For our repertorisation, as already mentioned, at least five polar symptoms should be used if possible. If this number cannot be reached or if the polarity analysis is not sufficiently clear, further non-polar symptoms are used to differentiate the remedy. Table 7 shows the repertorisation scheme for polarity analysis. In theory repertorisation with PB could be performed manually using a corresponding table. Yet it is easier and faster to use computer software for this purpose. There are now at least four German Boenninghausen software packages with integrated polarity analysis,8,15,16,17 two of which are also available in English.8,16 In this book we use and explicitly recommend the program version V 2.6.0, 2012 of the Boenninghausen Arbeitsgemeinschaft.8 This has proved to be a simple, straightforward, and very reliable tool.
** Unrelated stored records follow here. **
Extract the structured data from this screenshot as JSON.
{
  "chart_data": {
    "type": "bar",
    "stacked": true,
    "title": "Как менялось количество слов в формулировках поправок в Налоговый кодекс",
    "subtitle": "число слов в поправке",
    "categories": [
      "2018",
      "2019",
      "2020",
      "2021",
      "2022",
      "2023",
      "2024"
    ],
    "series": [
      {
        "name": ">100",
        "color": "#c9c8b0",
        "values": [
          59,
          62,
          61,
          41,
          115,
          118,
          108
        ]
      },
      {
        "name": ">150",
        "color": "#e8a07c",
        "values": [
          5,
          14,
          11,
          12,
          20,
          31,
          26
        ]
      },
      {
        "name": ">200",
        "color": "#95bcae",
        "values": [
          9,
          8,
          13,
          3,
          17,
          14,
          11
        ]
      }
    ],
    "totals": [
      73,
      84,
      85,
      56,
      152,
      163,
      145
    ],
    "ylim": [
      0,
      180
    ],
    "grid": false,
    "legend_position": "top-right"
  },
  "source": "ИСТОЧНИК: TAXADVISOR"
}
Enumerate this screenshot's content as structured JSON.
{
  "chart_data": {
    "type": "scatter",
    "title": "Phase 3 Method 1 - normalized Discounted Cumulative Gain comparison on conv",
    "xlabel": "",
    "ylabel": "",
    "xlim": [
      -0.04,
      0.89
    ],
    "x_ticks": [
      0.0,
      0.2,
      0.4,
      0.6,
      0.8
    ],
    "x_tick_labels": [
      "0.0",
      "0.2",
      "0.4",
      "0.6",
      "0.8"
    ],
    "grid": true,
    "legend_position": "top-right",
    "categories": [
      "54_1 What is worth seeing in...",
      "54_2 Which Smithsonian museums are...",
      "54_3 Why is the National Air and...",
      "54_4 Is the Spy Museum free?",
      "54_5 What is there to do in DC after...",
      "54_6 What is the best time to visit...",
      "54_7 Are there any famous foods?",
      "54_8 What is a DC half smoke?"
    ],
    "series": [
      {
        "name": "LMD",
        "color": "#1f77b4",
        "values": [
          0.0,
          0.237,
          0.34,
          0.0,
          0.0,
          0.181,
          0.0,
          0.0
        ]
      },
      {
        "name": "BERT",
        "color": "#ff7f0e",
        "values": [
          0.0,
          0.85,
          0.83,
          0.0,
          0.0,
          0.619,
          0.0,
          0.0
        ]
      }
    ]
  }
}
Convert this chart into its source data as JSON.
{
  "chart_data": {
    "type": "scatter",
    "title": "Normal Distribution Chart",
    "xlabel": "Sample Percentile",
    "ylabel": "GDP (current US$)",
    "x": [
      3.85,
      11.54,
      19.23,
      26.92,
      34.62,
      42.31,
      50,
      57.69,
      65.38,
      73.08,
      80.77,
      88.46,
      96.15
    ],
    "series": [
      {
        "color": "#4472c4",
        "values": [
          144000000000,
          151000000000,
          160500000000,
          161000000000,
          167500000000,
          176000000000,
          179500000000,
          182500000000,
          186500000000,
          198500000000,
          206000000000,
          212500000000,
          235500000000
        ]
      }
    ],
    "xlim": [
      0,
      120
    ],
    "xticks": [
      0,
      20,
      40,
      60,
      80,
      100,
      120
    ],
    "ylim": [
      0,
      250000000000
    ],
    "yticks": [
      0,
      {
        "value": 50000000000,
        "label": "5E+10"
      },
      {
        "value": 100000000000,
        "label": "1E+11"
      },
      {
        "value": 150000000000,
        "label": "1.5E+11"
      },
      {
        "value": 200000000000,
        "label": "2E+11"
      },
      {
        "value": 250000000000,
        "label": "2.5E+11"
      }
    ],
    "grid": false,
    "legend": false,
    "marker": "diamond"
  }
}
Table 7: Repertorisation Procedure for Polarity Analysis
We prefer this software because it is the only one that uses the revised edition of Boenninghausen’s PB7, containing his final insights into the grading of symptoms as well as numerous entries by him. It has the advantage of being very clearly laid out and easy to use. The good results of polarity analysis show that it has a so-far-unmatched level of reliability.
The most important criteria for the weighting of the repertorisation results are the absence of contraindications and the size of the polarity difference, followed by the completeness with which symptoms are covered, and finally the match established during the materia medica comparison (table 8). The importance of the absence of contraindications and the size of the polarity difference are practically identical – neither takes preference. If we receive very many polar symptoms, as usually occurs for multimorbid cases, the completeness of the symptom coverage has a significantly lower weight than polarity difference and contraindications. With rather symptom-poor acute illnesses, however, this criterion of symptom coverage becomes more important. In the recommended software, the result of the repertorisation can be sorted by number of hits (click top left on screen, second row) – which corresponds to the completeness of the symptom coverage – or by polarity difference (click top left on screen, fourth row). We recommend using both sort criteria to achieve a good overview of the likely remedies.